The report expressed serious concerns about officers' treatment of children, saying they have subjected them to demeaning language and unnecessary force. They also might be eliciting involuntary and false confessions from children by using lies, false promises and threats during interrogations, investigators wrote.

Many of the police issues stem partly from poor training and policies that don't clearly tell officers what they can or can't do, according to investigators, who also cited a reluctance by the department to discipline problematic officer behavior.

By the numbers

— In a city of about 630,000 people, officers reported nearly 866,200 traffic stops between January 2018 and August 2023. Drivers faced citations or arrests in more than 296,600 cases, predominantly for minor infractions, according to the report. Memphis officers made about twice as many traffic stops and issued three times as many citations as police in the state's biggest city, Nashville.

— In more than 90% of police encounters in which investigators determined an officer used a neck restraint on someone, the use of a neck restraint wasn't noted in the police report.

— Black people were cited for loitering or curfew violations 13 times more often than white people were. For disorderly conduct, it was 3.6 times more. In driving infractions, Black drivers were cited 4.5 times more for equipment violations, 6.1 times more for defective lights and 9.8 times more for tinted windows.

— Between January 2020 and September 2023, officers used a Taser or pepper spray in more than 450 of the nearly 2,700 reported “less-lethal force” incidents.

— From January 2018 through August 2023, officers arrested 180 Black children for loitering or curfew violations, compared with four white children. They arrested 120 Black children for disorderly conduct and one white child.

The report describes numerous incidents

— Officers pepper-sprayed, kicked and fired a Taser at an unarmed man with a mental illness who tried to take a $2 soda from a gas station.

— When a man littered in a public park, three officers held him down and applied pressure to the back of his neck for 20 seconds, even though the man later told a lieutenant he offered to pick up the can he dropped.

— Outside a gas station, a man shouted, “Solve a crime” at two officers. One of them slammed the man on the hood of their squad car.

— After officers were alerted to a stolen car, one of them fired at a car at least eight times at a fast-food dive-thru in the middle of the day. Another of the officers had left his car and run toward the suspect's car, but fell as the car moved slowly toward him, so his partner fired at the vehicle, still shooting as it slowed to a stop against a wall.

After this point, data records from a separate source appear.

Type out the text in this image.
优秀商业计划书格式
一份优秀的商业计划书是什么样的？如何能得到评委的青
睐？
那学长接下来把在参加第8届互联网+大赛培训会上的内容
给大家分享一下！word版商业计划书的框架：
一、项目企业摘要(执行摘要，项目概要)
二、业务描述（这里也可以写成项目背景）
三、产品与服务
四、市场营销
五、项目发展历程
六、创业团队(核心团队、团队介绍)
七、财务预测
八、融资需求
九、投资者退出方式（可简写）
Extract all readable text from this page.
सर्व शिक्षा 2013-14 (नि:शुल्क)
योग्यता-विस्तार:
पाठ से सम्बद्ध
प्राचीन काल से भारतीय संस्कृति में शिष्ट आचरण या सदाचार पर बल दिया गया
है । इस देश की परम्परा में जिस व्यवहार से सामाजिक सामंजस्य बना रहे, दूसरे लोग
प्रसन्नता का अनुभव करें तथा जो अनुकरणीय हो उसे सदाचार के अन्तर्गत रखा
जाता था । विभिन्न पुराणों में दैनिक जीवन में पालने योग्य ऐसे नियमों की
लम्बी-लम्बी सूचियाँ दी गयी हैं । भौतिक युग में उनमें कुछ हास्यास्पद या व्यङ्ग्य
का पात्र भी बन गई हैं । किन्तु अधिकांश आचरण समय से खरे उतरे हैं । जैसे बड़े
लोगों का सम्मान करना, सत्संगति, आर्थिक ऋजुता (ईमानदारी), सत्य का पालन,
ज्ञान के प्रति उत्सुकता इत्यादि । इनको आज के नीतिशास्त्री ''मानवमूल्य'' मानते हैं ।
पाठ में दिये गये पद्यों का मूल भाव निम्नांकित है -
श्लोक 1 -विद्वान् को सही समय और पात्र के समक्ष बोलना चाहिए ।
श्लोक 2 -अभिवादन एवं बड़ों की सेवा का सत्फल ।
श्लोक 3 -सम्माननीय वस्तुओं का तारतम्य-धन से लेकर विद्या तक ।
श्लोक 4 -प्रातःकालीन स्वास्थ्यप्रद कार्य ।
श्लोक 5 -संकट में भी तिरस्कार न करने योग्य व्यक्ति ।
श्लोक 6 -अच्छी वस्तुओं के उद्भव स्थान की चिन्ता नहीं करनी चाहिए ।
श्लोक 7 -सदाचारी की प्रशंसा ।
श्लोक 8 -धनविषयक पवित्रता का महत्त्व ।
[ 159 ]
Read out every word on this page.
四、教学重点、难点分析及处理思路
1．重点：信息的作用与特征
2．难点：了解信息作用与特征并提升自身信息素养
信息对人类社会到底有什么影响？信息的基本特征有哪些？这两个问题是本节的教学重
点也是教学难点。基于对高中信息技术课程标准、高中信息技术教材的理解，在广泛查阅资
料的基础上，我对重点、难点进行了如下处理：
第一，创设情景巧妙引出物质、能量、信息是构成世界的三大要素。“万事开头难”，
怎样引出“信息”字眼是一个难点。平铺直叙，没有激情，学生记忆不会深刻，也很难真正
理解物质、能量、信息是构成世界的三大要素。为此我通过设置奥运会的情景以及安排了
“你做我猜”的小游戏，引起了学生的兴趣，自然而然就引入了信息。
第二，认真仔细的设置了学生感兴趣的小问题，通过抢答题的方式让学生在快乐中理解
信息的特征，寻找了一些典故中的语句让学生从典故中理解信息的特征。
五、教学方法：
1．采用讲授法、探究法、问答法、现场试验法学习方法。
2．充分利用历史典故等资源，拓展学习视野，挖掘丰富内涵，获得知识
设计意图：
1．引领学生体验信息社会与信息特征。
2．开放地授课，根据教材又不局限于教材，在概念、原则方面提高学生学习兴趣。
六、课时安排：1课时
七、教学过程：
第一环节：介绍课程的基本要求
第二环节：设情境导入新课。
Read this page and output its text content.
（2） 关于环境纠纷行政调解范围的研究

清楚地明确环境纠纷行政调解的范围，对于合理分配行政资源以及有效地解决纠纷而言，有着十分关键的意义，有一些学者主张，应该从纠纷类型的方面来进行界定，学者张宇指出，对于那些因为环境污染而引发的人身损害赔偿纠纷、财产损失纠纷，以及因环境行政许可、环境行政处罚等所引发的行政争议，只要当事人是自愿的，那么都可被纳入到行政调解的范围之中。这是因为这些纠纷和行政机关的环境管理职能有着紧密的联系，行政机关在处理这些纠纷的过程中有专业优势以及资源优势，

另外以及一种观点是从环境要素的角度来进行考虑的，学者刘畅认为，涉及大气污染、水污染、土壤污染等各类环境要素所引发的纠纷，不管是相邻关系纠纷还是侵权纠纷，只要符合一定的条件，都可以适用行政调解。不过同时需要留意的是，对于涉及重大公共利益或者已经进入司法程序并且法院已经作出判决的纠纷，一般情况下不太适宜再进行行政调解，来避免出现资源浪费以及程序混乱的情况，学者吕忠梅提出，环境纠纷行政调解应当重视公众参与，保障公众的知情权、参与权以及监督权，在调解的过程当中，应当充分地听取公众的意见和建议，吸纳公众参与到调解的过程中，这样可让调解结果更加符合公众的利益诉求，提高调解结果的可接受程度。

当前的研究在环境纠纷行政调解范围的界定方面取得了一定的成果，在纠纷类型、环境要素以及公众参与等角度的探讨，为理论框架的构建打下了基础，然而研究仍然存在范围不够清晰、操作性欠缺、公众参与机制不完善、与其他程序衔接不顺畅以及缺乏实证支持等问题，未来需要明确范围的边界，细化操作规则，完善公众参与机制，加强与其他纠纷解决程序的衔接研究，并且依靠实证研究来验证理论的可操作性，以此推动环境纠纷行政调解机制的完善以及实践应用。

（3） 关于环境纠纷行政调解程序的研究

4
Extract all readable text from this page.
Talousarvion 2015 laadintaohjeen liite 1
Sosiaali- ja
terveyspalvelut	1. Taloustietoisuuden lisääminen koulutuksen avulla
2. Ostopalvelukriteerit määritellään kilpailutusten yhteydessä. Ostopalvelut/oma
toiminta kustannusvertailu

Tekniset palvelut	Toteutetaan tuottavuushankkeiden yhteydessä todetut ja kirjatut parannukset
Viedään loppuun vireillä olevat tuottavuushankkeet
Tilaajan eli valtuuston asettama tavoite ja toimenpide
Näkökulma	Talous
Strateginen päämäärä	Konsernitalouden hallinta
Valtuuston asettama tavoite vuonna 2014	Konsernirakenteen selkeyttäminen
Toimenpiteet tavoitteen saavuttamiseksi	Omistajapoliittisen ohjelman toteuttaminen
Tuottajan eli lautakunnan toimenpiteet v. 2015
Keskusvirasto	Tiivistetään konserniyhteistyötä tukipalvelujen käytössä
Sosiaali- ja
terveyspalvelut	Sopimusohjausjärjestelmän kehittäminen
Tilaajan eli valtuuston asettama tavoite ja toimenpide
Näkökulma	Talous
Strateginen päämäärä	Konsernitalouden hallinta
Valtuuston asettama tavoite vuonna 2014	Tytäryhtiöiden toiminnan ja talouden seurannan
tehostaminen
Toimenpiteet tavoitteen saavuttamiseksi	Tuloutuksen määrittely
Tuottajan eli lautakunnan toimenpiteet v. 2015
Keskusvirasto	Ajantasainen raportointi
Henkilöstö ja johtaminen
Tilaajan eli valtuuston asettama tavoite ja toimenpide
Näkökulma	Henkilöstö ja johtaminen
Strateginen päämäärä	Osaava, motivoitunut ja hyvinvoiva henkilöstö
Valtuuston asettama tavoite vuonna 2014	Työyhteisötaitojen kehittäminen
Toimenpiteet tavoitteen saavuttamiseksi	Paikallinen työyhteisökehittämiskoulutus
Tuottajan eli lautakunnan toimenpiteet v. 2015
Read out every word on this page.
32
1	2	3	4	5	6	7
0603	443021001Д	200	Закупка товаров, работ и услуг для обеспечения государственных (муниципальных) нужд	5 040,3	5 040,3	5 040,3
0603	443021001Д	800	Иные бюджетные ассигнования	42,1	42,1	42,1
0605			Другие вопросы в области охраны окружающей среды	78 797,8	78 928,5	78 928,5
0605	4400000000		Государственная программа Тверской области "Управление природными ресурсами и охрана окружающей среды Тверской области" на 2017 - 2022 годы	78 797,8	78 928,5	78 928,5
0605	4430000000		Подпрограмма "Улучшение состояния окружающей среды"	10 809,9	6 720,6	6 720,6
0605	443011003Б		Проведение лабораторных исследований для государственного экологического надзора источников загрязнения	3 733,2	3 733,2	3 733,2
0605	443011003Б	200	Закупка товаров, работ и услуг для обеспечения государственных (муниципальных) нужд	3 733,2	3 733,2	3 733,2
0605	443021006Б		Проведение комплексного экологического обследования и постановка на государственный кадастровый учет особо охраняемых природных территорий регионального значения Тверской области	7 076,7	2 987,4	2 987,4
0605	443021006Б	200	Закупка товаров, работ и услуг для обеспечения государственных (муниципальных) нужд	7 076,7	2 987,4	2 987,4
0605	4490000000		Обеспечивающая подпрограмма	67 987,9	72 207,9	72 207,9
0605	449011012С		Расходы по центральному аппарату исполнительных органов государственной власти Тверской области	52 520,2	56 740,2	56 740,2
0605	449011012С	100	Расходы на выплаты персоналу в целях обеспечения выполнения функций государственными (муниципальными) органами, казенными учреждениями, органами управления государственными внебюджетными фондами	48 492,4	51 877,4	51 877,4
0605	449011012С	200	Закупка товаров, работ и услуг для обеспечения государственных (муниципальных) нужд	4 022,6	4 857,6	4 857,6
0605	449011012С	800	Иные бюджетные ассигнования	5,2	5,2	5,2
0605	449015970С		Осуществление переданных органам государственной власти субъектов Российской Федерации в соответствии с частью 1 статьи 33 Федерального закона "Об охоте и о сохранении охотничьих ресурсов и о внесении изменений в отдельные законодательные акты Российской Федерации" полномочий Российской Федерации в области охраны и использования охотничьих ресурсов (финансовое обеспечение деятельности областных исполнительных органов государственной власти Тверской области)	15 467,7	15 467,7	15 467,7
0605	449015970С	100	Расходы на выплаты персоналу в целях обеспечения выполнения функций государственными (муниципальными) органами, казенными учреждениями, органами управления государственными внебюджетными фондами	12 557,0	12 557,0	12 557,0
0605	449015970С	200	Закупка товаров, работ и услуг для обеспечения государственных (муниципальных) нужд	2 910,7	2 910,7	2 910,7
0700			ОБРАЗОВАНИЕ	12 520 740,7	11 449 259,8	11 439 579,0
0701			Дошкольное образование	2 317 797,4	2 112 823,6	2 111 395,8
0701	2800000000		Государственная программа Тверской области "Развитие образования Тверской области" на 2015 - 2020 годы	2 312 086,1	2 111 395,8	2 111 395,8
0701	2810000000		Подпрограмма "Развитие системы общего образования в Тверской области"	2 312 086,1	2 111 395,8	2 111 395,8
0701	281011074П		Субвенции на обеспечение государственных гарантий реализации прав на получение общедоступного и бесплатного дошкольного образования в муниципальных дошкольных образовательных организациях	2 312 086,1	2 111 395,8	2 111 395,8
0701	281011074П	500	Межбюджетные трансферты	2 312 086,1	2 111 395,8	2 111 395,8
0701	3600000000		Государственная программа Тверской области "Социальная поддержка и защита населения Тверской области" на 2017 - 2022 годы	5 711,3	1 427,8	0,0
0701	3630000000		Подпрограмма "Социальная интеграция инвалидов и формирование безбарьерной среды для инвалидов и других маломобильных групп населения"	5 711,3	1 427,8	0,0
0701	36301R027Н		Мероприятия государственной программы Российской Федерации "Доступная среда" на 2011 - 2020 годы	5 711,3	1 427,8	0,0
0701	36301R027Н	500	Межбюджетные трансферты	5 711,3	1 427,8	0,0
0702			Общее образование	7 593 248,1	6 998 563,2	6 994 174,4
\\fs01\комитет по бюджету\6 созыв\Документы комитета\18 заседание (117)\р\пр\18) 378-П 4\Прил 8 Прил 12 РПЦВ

— An 8-year-old Black boy who had a history of mental health issues had at least nine encounters with officers between December 2021 and August 2023. Officers taunted and handcuffed him, threatened to use a Taser on him, threw him on a couch, put him in a squad car and took him to a psychiatric hospital.

— After a 16-year-old Black girl reported that she had been assaulted, officers handcuffed her when she wouldn't give them her phone, then three hours later pushed her to the ground and handcuffed her again when she complained that the cuffs were hurting her wrists.